On 11/29/17 6:36 PM, Mike Taylor wrote:
>
>> On Nov 29, 2017, at 10:53 AM, Emilio Cobos Álvarez <
emi...@crisal.io> wrote:
>>
>> In bug 1035091 I intend to remove support for the @-moz-document CSS
>> rule in content pages (more exactly in author stylesheets).
>
> This is a pretty widely used mechanism to target styles for Gecko. Would it be possible to disable in non-release for a few releases to sniff out any major layout/compat bustage?
Just for completeness, we did find breakage (see dependencies of that
bug).
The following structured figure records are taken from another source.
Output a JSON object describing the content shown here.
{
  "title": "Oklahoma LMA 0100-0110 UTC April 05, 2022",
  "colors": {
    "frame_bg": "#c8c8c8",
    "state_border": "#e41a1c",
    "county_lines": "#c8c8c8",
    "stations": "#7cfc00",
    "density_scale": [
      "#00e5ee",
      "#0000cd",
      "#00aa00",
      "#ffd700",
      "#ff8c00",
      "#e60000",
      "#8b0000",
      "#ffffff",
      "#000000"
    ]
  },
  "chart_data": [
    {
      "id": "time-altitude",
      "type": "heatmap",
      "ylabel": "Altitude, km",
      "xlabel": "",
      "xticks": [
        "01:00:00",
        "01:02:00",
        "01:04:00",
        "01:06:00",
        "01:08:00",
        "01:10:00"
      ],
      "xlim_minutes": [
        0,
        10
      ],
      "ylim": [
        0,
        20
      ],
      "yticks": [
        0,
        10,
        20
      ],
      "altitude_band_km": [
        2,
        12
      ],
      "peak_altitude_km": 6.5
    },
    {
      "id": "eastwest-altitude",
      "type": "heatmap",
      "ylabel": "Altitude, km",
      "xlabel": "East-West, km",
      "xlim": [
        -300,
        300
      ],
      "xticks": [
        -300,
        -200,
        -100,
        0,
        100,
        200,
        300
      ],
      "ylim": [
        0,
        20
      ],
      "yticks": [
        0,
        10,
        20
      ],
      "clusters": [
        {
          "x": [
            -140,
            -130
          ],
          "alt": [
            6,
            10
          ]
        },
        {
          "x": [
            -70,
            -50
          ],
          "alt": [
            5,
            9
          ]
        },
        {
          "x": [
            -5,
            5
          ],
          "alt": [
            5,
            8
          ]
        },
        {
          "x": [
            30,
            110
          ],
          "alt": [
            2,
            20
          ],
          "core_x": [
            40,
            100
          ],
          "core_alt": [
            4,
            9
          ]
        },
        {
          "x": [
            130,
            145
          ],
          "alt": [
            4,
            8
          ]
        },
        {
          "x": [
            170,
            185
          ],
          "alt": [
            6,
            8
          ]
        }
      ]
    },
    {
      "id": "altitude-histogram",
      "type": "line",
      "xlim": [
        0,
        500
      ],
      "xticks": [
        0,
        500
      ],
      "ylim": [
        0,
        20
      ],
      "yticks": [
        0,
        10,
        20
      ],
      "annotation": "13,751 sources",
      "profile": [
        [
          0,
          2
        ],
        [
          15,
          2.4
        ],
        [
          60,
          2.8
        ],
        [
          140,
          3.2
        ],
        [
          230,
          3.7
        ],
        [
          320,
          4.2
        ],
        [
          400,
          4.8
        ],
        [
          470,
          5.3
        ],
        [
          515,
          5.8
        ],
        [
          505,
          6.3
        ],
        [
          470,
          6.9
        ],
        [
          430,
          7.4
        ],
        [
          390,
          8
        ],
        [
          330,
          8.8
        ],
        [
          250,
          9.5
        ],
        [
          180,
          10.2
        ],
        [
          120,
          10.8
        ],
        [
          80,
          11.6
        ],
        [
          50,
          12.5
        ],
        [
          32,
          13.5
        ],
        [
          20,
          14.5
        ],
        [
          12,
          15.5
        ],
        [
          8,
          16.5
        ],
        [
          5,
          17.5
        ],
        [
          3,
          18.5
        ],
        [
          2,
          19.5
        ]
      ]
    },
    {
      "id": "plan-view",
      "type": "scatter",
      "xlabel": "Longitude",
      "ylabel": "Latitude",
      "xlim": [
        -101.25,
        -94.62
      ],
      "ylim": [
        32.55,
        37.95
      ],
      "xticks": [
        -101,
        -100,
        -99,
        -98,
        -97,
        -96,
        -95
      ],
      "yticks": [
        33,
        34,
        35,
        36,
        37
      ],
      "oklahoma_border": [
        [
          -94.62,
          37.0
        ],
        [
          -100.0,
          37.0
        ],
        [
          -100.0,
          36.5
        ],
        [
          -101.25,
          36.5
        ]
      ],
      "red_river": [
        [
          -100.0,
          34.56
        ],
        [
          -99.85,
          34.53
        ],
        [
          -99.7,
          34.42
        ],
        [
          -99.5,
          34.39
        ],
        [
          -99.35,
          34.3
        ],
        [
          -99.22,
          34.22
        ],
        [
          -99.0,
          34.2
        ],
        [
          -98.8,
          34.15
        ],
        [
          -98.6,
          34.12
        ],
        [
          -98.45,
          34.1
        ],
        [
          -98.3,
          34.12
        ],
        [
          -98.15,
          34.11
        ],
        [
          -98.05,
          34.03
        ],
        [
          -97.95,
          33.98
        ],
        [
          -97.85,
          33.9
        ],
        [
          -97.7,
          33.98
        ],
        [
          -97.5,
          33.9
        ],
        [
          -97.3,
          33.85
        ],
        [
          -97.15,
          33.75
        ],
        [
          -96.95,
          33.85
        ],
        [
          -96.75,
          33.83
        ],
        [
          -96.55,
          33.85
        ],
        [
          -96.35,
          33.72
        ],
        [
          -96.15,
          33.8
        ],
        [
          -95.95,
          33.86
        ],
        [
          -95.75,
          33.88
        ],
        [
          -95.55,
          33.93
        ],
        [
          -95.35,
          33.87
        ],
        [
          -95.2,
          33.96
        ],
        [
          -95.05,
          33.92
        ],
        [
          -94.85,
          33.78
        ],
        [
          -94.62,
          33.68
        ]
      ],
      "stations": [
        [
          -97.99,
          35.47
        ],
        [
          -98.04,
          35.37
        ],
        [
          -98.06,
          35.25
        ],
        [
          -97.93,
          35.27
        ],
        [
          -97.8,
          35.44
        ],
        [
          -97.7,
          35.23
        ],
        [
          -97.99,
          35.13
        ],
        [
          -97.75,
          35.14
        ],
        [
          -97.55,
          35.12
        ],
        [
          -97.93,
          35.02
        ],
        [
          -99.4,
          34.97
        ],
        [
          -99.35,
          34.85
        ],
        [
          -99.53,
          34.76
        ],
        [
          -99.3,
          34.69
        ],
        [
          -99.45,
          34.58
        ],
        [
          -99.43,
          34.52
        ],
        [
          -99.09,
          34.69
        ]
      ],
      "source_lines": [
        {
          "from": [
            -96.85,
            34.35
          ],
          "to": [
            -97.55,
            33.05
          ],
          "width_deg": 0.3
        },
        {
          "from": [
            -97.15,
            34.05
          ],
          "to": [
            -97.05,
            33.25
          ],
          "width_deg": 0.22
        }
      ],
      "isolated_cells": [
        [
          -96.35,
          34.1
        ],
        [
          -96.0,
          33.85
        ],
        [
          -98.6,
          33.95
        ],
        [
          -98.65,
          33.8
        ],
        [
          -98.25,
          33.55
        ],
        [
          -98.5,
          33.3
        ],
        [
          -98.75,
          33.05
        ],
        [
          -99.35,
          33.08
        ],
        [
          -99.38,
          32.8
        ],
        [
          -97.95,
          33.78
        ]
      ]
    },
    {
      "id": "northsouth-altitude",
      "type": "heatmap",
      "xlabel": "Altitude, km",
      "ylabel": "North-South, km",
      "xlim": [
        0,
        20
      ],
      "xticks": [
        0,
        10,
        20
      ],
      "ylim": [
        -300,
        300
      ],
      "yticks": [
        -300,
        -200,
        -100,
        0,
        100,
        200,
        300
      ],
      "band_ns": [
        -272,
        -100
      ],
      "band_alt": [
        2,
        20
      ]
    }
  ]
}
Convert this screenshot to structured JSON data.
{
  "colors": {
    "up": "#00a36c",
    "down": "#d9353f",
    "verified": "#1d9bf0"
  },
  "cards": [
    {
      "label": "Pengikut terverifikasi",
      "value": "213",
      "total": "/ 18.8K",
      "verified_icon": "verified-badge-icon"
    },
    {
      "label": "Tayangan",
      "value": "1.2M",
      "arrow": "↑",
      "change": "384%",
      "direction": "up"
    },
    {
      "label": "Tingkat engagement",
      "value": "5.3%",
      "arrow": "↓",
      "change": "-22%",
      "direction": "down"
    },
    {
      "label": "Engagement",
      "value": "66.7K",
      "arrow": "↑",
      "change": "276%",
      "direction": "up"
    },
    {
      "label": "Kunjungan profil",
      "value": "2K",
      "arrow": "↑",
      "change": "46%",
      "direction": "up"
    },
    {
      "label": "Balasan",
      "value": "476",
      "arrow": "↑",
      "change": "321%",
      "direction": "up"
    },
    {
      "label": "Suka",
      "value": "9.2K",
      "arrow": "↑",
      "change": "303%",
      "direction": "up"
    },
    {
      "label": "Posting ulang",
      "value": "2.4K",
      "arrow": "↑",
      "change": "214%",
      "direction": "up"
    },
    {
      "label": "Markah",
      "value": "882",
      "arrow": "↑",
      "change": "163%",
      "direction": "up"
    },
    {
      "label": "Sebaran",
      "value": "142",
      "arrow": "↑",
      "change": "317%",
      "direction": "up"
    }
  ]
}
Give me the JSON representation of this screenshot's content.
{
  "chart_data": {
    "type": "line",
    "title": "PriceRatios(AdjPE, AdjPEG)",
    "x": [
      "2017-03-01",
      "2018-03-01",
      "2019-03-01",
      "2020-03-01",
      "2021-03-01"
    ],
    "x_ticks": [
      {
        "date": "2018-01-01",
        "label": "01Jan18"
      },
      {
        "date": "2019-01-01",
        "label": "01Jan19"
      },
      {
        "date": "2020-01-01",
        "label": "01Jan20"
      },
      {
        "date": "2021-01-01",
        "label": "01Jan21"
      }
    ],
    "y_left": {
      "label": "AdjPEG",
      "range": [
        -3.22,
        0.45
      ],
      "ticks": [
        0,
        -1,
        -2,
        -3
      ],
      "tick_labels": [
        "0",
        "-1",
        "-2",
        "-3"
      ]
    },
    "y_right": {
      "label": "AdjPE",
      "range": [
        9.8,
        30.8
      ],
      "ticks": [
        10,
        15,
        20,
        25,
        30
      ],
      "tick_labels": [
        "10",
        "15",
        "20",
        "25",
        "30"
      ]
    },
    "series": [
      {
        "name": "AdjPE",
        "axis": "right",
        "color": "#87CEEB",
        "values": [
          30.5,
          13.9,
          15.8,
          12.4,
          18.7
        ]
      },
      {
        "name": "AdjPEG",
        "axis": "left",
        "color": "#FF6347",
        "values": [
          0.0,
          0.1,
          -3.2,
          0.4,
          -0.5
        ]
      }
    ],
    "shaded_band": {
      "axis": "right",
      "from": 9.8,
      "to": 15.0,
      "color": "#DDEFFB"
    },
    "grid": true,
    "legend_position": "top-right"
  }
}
I fixed most of those, and Youtube fixed theirs on their side.
All of it was related to @-moz-document url-prefix(), so even though I'd
still like to eventually get rid of it, for now I've added a pref:
layout.css.moz-document.url-prefix-hack.enabled
which controls whether @-moz-document url-prefix() parses or not.
The intention is that for pre-release builds there's no change (no
@-moz-document in content at all) since we still want to eventually flip
that pref, but for release we'll ship:
layout.css.moz-document.content.enabled = false;
layout.css.moz-document.url-prefix-hack.enabled = true;
That is, pages with @-moz-document url-prefix() { foo } will keep
working, but not other matching function like regex().
Let me know if there's any concern with doing this.